Too slow in switching to renewables
Although the cost of solar and wind has dropped dramatically over the past decade, the Zimbabwean state has been slow to adopting a renewables policy or even investing in micro grids. By 2018, Zimbabwe had only 5MW of grid-connected solar capacity, well below the country’s potential (Zimbabwe has a solar potential of 16-20 MJ/m²/day, 1000MW potential power from biomass, and significantly smaller hydropower potential of 150MW.
Now, citizens are taking it upon themselves to transition to solar energy to keep the lights on. Take a walk through urban communities and you will see rooftop PVs everywhere, a testament to the growing appetite for community and independently owned green energy sources. Zimbabweans with renewable energy enjoy uninterrupted power provision in a country where power cuts have become the norm. These are by and large upper middle class households.
The Zimbabwean government recently adopted a policy to purchase surplus electricity from owners of micro solar PV infrastructure. This means that households can now wheel excess capacity on to the national grid.
Looking to the future: A hamstrung government in search of partners.
Zimbabwe’s government is very much aware of the need to reduce greenhouse emissions as well as expand its installed renewable capacity. Its plans are captured in a blueprint entitled Zimbabwe Renewable Energy Policy. The policy was launched in 2019 to reduce the country’s Greenhouse emissions by 40 percent by the year 2030. One of the ways the Zimbabwean government hopes to achieve this objective is through the expansion of renewable energy to 26.5 percent by 2030. This includes investment in hydro energy, solar energy, and biomass. The country’s position is that it will also continue using coal as a power source since it has no financial capacity to pursue other cleaner sources of energy.
In his speech at COP26, Zimbabwe’s President Emmerson Mnangagwa blamed EU and US-imposed sanctions for slowing down climate change mitigation efforts. He also launched an appeal for nations to honour their Paris Agreement pledges:
"Developed nations need to widen access to climate finance as soon as possible. Sadly, the longstanding pledge to contribute $100bn annually to help developing countries deal with the effects of climate change has been elusive. The wealthiest countries must set an example and speed up this financing. All it demands is political will.”

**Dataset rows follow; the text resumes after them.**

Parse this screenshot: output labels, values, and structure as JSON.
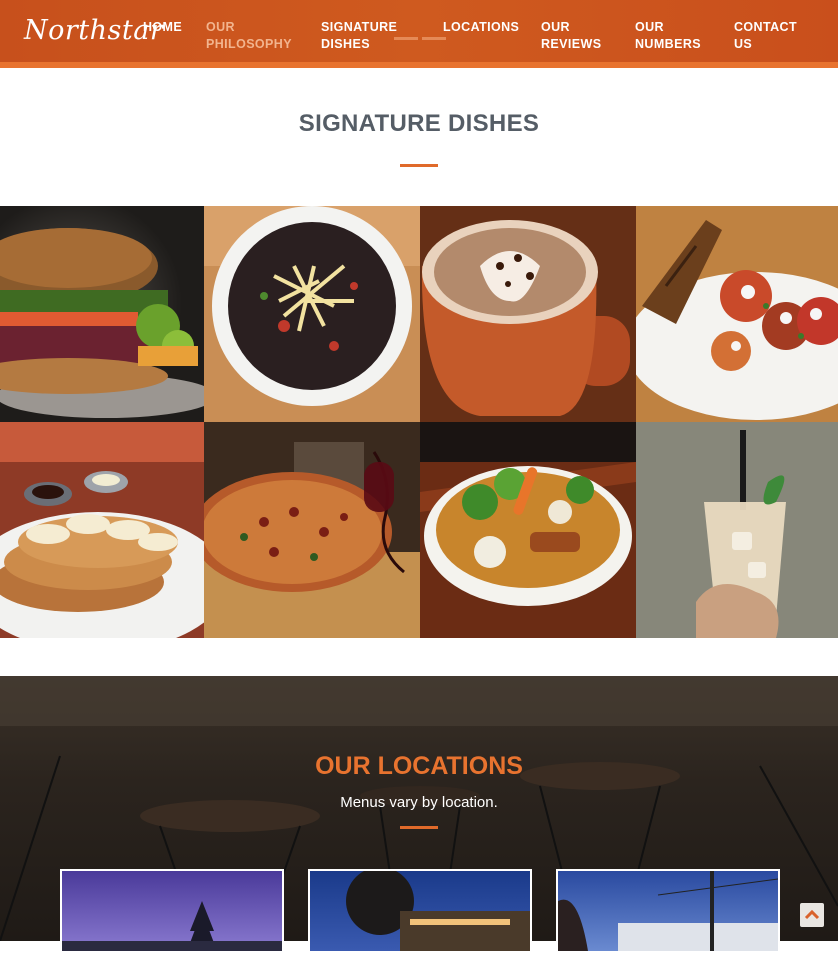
{
  "brand": {
    "logo": "Northstar",
    "accent": "#e8732f",
    "nav_color": "#cb541e"
  },
  "nav": {
    "items": [
      {
        "label": "HOME",
        "active": false
      },
      {
        "label": "OUR\nPHILOSOPHY",
        "active": true
      },
      {
        "label": "SIGNATURE\nDISHES",
        "active": false
      },
      {
        "label": "LOCATIONS",
        "active": false
      },
      {
        "label": "OUR\nREVIEWS",
        "active": false
      },
      {
        "label": "OUR\nNUMBERS",
        "active": false
      },
      {
        "label": "CONTACT\nUS",
        "active": false
      }
    ]
  },
  "signature": {
    "title": "SIGNATURE DISHES",
    "dishes": [
      {
        "name": "burger",
        "icon": "burger-photo"
      },
      {
        "name": "black bean bowl",
        "icon": "bean-bowl-photo"
      },
      {
        "name": "hot chocolate",
        "icon": "hot-chocolate-photo"
      },
      {
        "name": "tomato salad with toast",
        "icon": "tomato-salad-photo"
      },
      {
        "name": "pancakes with bananas",
        "icon": "pancakes-photo"
      },
      {
        "name": "pizza",
        "icon": "pizza-photo"
      },
      {
        "name": "vegetable curry bowl",
        "icon": "veggie-bowl-photo"
      },
      {
        "name": "iced coffee",
        "icon": "iced-coffee-photo"
      }
    ]
  },
  "locations": {
    "title": "OUR LOCATIONS",
    "subtitle": "Menus vary by location."
  },
  "scroll_top": {
    "icon": "chevron-up-icon"
  }
}
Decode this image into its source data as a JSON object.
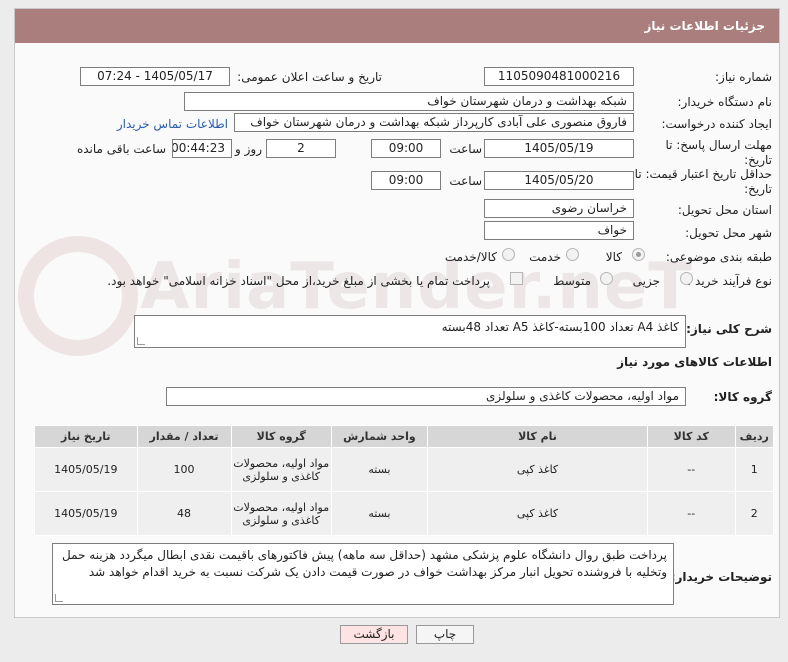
{
  "header": {
    "title": "جزئیات اطلاعات نیاز"
  },
  "fields": {
    "need_number_label": "شماره نیاز:",
    "need_number": "1105090481000216",
    "announce_label": "تاریخ و ساعت اعلان عمومی:",
    "announce_value": "1405/05/17 - 07:24",
    "buyer_org_label": "نام دستگاه خریدار:",
    "buyer_org": "شبکه بهداشت و درمان شهرستان خواف",
    "creator_label": "ایجاد کننده درخواست:",
    "creator": "فاروق منصوری علی آبادی کارپرداز شبکه بهداشت و درمان شهرستان خواف",
    "contact_link": "اطلاعات تماس خریدار",
    "reply_deadline_label": "مهلت ارسال پاسخ: تا تاریخ:",
    "reply_date": "1405/05/19",
    "time_label": "ساعت",
    "reply_time": "09:00",
    "days_value": "2",
    "days_label": "روز و",
    "remaining_time": "00:44:23",
    "remaining_label": "ساعت باقی مانده",
    "price_validity_label": "حداقل تاریخ اعتبار قیمت: تا تاریخ:",
    "price_date": "1405/05/20",
    "price_time": "09:00",
    "province_label": "استان محل تحویل:",
    "province": "خراسان رضوی",
    "city_label": "شهر محل تحویل:",
    "city": "خواف",
    "category_label": "طبقه بندی موضوعی:",
    "category_options": [
      "کالا",
      "خدمت",
      "کالا/خدمت"
    ],
    "process_label": "نوع فرآیند خرید :",
    "process_options": [
      "جزیی",
      "متوسط"
    ],
    "payment_note": "پرداخت تمام یا بخشی از مبلغ خرید،از محل \"اسناد خزانه اسلامی\" خواهد بود.",
    "description_label": "شرح کلی نیاز:",
    "description": "کاغذ A4 تعداد 100بسته-کاغذ A5 تعداد 48بسته",
    "goods_info_title": "اطلاعات کالاهای مورد نیاز",
    "goods_group_label": "گروه کالا:",
    "goods_group": "مواد اولیه، محصولات کاغذی و سلولزی"
  },
  "table": {
    "headers": [
      "ردیف",
      "کد کالا",
      "نام کالا",
      "واحد شمارش",
      "گروه کالا",
      "تعداد / مقدار",
      "تاریخ نیاز"
    ],
    "rows": [
      [
        "1",
        "--",
        "کاغذ کپی",
        "بسته",
        "مواد اولیه، محصولات کاغذی و سلولزی",
        "100",
        "1405/05/19"
      ],
      [
        "2",
        "--",
        "کاغذ کپی",
        "بسته",
        "مواد اولیه، محصولات کاغذی و سلولزی",
        "48",
        "1405/05/19"
      ]
    ]
  },
  "buyer_notes_label": "توضیحات خریدار:",
  "buyer_notes": "پرداخت طبق روال دانشگاه علوم پزشکی مشهد (حداقل سه ماهه) پیش فاکتورهای باقیمت نقدی ابطال میگردد هزینه حمل وتخلیه  با فروشنده تحویل انبار مرکز بهداشت خواف در صورت قیمت دادن یک شرکت نسبت به خرید اقدام خواهد شد",
  "buttons": {
    "print": "چاپ",
    "back": "بازگشت"
  },
  "watermark": "AriaTender.neT",
  "colors": {
    "header_bg": "#ab7e7e",
    "link": "#2a5db0",
    "back_button_bg": "#fde3e3"
  }
}
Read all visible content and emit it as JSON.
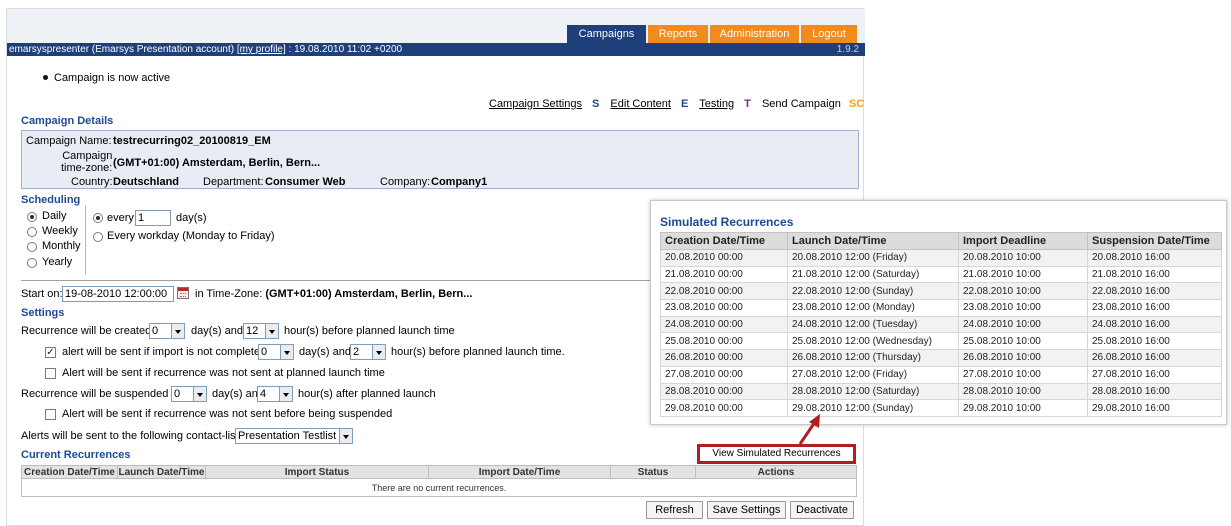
{
  "nav": {
    "tabs": [
      {
        "label": "Campaigns",
        "active": true
      },
      {
        "label": "Reports",
        "active": false
      },
      {
        "label": "Administration",
        "active": false
      },
      {
        "label": "Logout",
        "active": false
      }
    ],
    "active_color": "#1e3f7a",
    "inactive_color": "#f28b1e"
  },
  "userbar": {
    "user": "emarsyspresenter (Emarsys Presentation account)",
    "profile_link": "[my profile]",
    "datetime": ": 19.08.2010 11:02 +0200",
    "version": "1.9.2"
  },
  "status_message": "Campaign is now active",
  "steps": {
    "settings": "Campaign Settings",
    "settings_key": "S",
    "content": "Edit Content",
    "content_key": "E",
    "testing": "Testing",
    "testing_key": "T",
    "send": "Send Campaign",
    "send_key": "SC"
  },
  "details": {
    "heading": "Campaign Details",
    "name_label": "Campaign Name:",
    "name_value": "testrecurring02_20100819_EM",
    "tz_label_1": "Campaign",
    "tz_label_2": "time-zone:",
    "tz_value": "(GMT+01:00) Amsterdam, Berlin, Bern...",
    "country_label": "Country:",
    "country_value": "Deutschland",
    "department_label": "Department:",
    "department_value": "Consumer Web",
    "company_label": "Company:",
    "company_value": "Company1"
  },
  "scheduling": {
    "heading": "Scheduling",
    "frequencies": [
      "Daily",
      "Weekly",
      "Monthly",
      "Yearly"
    ],
    "selected_frequency": "Daily",
    "every_label": "every",
    "every_value": "1",
    "days_label": "day(s)",
    "workday_label": "Every workday (Monday to Friday)"
  },
  "start": {
    "label": "Start on:",
    "value": "19-08-2010 12:00:00",
    "tz_prefix": "in Time-Zone:",
    "tz_value": "(GMT+01:00) Amsterdam, Berlin, Bern..."
  },
  "settings": {
    "heading": "Settings",
    "created_prefix": "Recurrence will be created",
    "created_days": "0",
    "days_and": "day(s) and",
    "created_hours": "12",
    "created_suffix": "hour(s) before planned launch time",
    "alert_import_label": "alert will be sent if import is not completed",
    "alert_import_days": "0",
    "alert_import_hours": "2",
    "alert_import_suffix": "hour(s) before planned launch time.",
    "alert_not_sent_label": "Alert will be sent if recurrence was not sent at planned launch time",
    "suspended_prefix": "Recurrence will be suspended",
    "suspended_days": "0",
    "suspended_hours": "4",
    "suspended_suffix": "hour(s) after planned launch",
    "alert_suspended_label": "Alert will be sent if recurrence was not sent before being suspended",
    "contact_list_label": "Alerts will be sent to the following contact-list:",
    "contact_list_value": "Presentation Testlist"
  },
  "current": {
    "heading": "Current Recurrences",
    "columns": [
      "Creation Date/Time",
      "Launch Date/Time",
      "Import Status",
      "Import Date/Time",
      "Status",
      "Actions"
    ],
    "empty": "There are no current recurrences."
  },
  "buttons": {
    "view_simulated": "View Simulated Recurrences",
    "refresh": "Refresh",
    "save": "Save Settings",
    "deactivate": "Deactivate"
  },
  "simulated": {
    "title": "Simulated Recurrences",
    "columns": [
      "Creation Date/Time",
      "Launch Date/Time",
      "Import Deadline",
      "Suspension Date/Time"
    ],
    "rows": [
      [
        "20.08.2010 00:00",
        "20.08.2010 12:00 (Friday)",
        "20.08.2010 10:00",
        "20.08.2010 16:00"
      ],
      [
        "21.08.2010 00:00",
        "21.08.2010 12:00 (Saturday)",
        "21.08.2010 10:00",
        "21.08.2010 16:00"
      ],
      [
        "22.08.2010 00:00",
        "22.08.2010 12:00 (Sunday)",
        "22.08.2010 10:00",
        "22.08.2010 16:00"
      ],
      [
        "23.08.2010 00:00",
        "23.08.2010 12:00 (Monday)",
        "23.08.2010 10:00",
        "23.08.2010 16:00"
      ],
      [
        "24.08.2010 00:00",
        "24.08.2010 12:00 (Tuesday)",
        "24.08.2010 10:00",
        "24.08.2010 16:00"
      ],
      [
        "25.08.2010 00:00",
        "25.08.2010 12:00 (Wednesday)",
        "25.08.2010 10:00",
        "25.08.2010 16:00"
      ],
      [
        "26.08.2010 00:00",
        "26.08.2010 12:00 (Thursday)",
        "26.08.2010 10:00",
        "26.08.2010 16:00"
      ],
      [
        "27.08.2010 00:00",
        "27.08.2010 12:00 (Friday)",
        "27.08.2010 10:00",
        "27.08.2010 16:00"
      ],
      [
        "28.08.2010 00:00",
        "28.08.2010 12:00 (Saturday)",
        "28.08.2010 10:00",
        "28.08.2010 16:00"
      ],
      [
        "29.08.2010 00:00",
        "29.08.2010 12:00 (Sunday)",
        "29.08.2010 10:00",
        "29.08.2010 16:00"
      ]
    ]
  },
  "colors": {
    "heading_blue": "#1c4a94",
    "key_s": "#1c4a94",
    "key_e": "#1c4a94",
    "key_t": "#8a1f7a",
    "key_sc": "#f0a01e",
    "callout_red": "#b11e22"
  },
  "icons": {
    "bullet": "bullet-dot-icon",
    "calendar": "calendar-icon",
    "dropdown": "chevron-down-icon",
    "check": "checkmark-icon",
    "callout": "arrow-callout-icon"
  }
}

Zimbabwe has an estimated two billion tonnes of coal deposits in Matabeleland and the fact that China unilaterally decided to pull the plug on its coal power projects in the country must have hurt badly. That put paid to the $1.5 billion Hwange Power Station expansion project.

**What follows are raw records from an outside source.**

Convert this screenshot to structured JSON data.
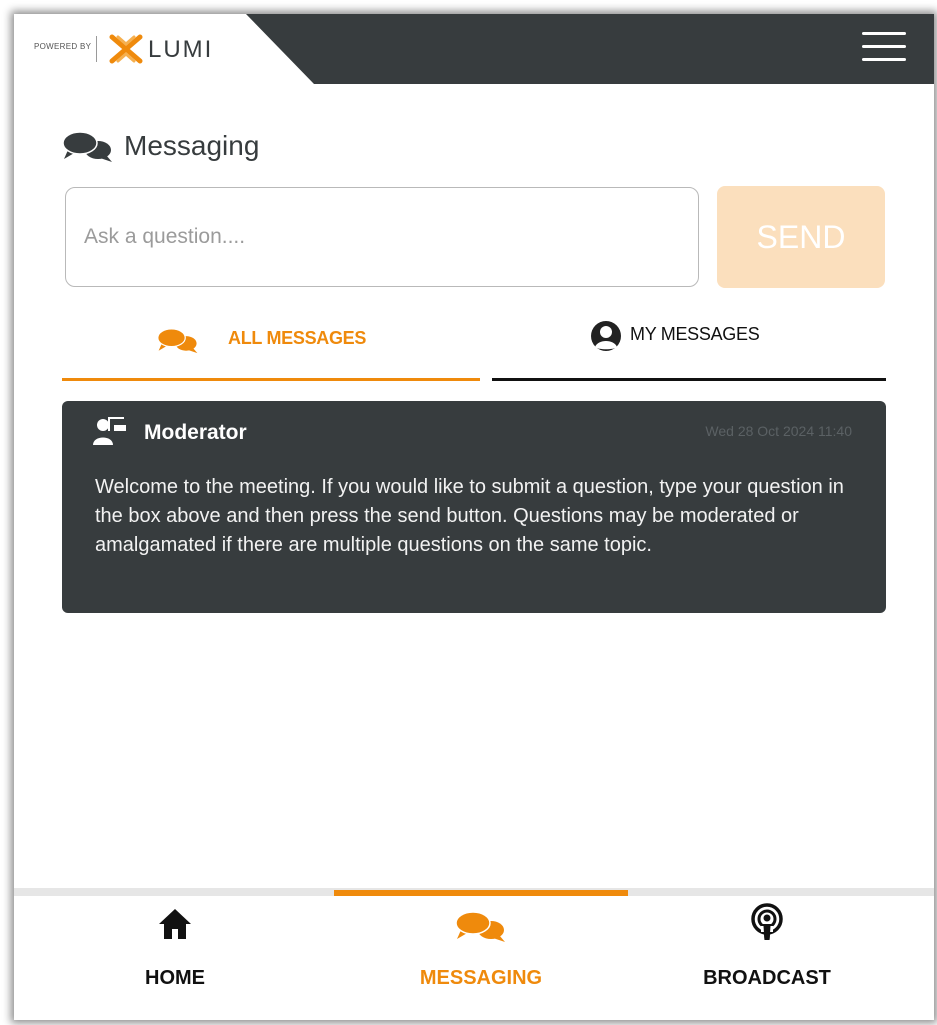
{
  "header": {
    "powered_by": "POWERED BY",
    "brand": "LUMI",
    "menu_icon": "hamburger-menu-icon"
  },
  "messaging": {
    "title": "Messaging",
    "title_icon": "chat-bubbles-icon",
    "input_placeholder": "Ask a question....",
    "send_label": "SEND"
  },
  "tabs": [
    {
      "label": "ALL MESSAGES",
      "icon": "chat-bubbles-icon",
      "active": true
    },
    {
      "label": "MY MESSAGES",
      "icon": "user-circle-icon",
      "active": false
    }
  ],
  "messages": [
    {
      "author": "Moderator",
      "author_icon": "presenter-icon",
      "timestamp": "Wed 28 Oct 2024 11:40",
      "text": "Welcome to the meeting. If you would like to submit a question, type your question in the box above and then press the send button. Questions may be moderated or amalgamated if there are multiple questions on the same topic."
    }
  ],
  "bottom_nav": [
    {
      "label": "HOME",
      "icon": "home-icon",
      "active": false
    },
    {
      "label": "MESSAGING",
      "icon": "chat-bubbles-icon",
      "active": true
    },
    {
      "label": "BROADCAST",
      "icon": "podcast-icon",
      "active": false
    }
  ],
  "colors": {
    "accent": "#ef8a0c",
    "header_bg": "#373c3e",
    "card_bg": "#373c3e",
    "send_disabled": "#fbdfbd"
  }
}
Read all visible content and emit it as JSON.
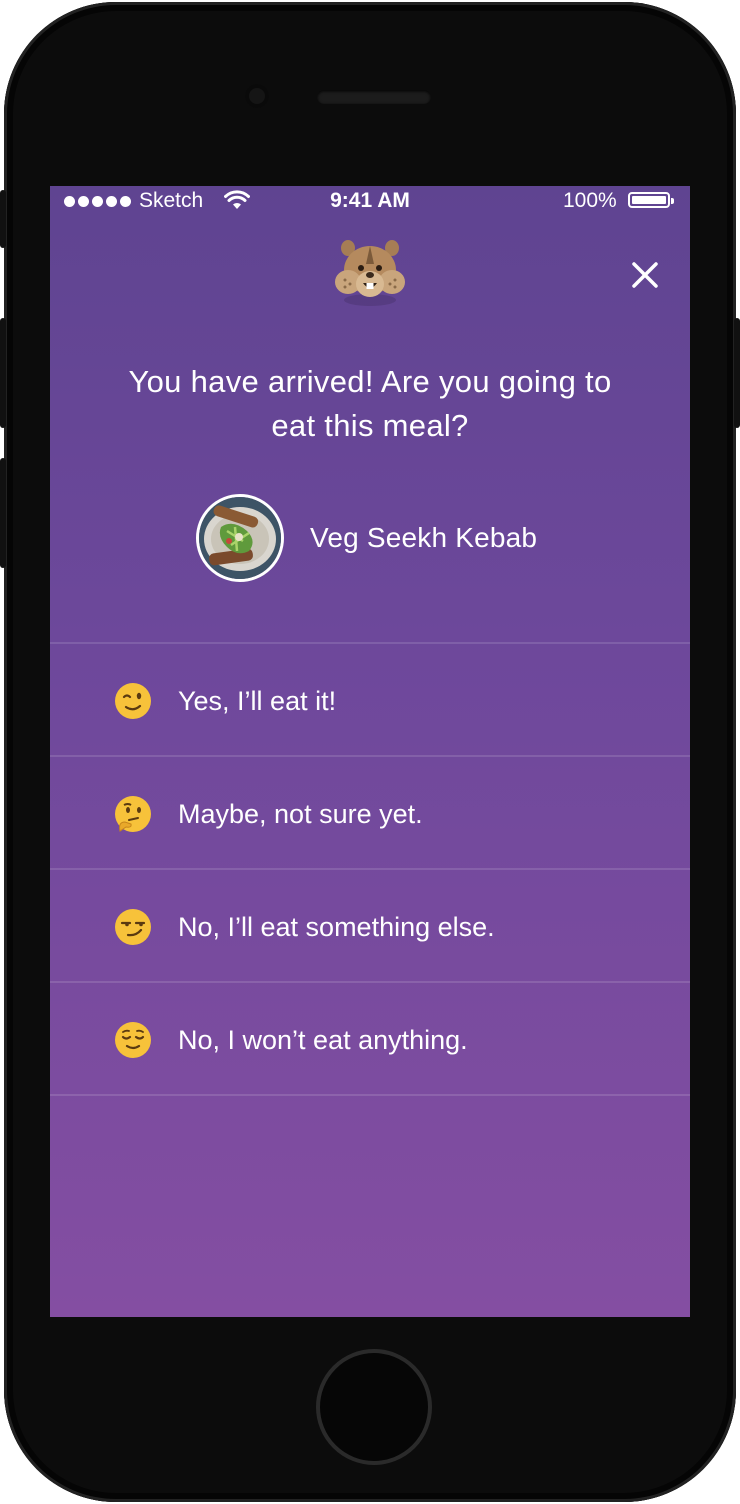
{
  "status_bar": {
    "carrier": "Sketch",
    "time": "9:41 AM",
    "battery": "100%"
  },
  "header": {
    "mascot_icon": "chipmunk-mascot-icon",
    "close_icon": "close-icon"
  },
  "prompt": {
    "question": "You have arrived! Are you going to eat this meal?"
  },
  "meal": {
    "name": "Veg Seekh Kebab",
    "image": "kebab-plate-photo"
  },
  "options": [
    {
      "emoji": "winking-face-icon",
      "label": "Yes, I’ll eat it!"
    },
    {
      "emoji": "thinking-face-icon",
      "label": "Maybe, not sure yet."
    },
    {
      "emoji": "smirking-face-icon",
      "label": "No, I’ll eat something else."
    },
    {
      "emoji": "relieved-face-icon",
      "label": "No, I won’t eat anything."
    }
  ],
  "colors": {
    "background_top": "#5f4491",
    "background_bottom": "#844ea2",
    "text": "#ffffff"
  }
}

Currently, Zimbabwe has over 90 licensed independent power producers but the majority of them are struggling to access funding. Zimbabwe participated in COP26 and was one of the countries at the forefront of pushing rich polluting countries to compensate poorer countries for loss and damage. Zimbabwe’s President Emmerson Mnangagwa is on record stating that countries in Africa, South America, and parts of Asia should form a united front and hold western countries accountable for funding transitions to renewable energy.
Africa contributes only 4% of total annual CO2 emissions and Mnangagwa is right to demand that rich nations pay up now. However, such calls should not happen only in the build up to COP events. Global South leaders need to be more vociferous in their fight for climate justice.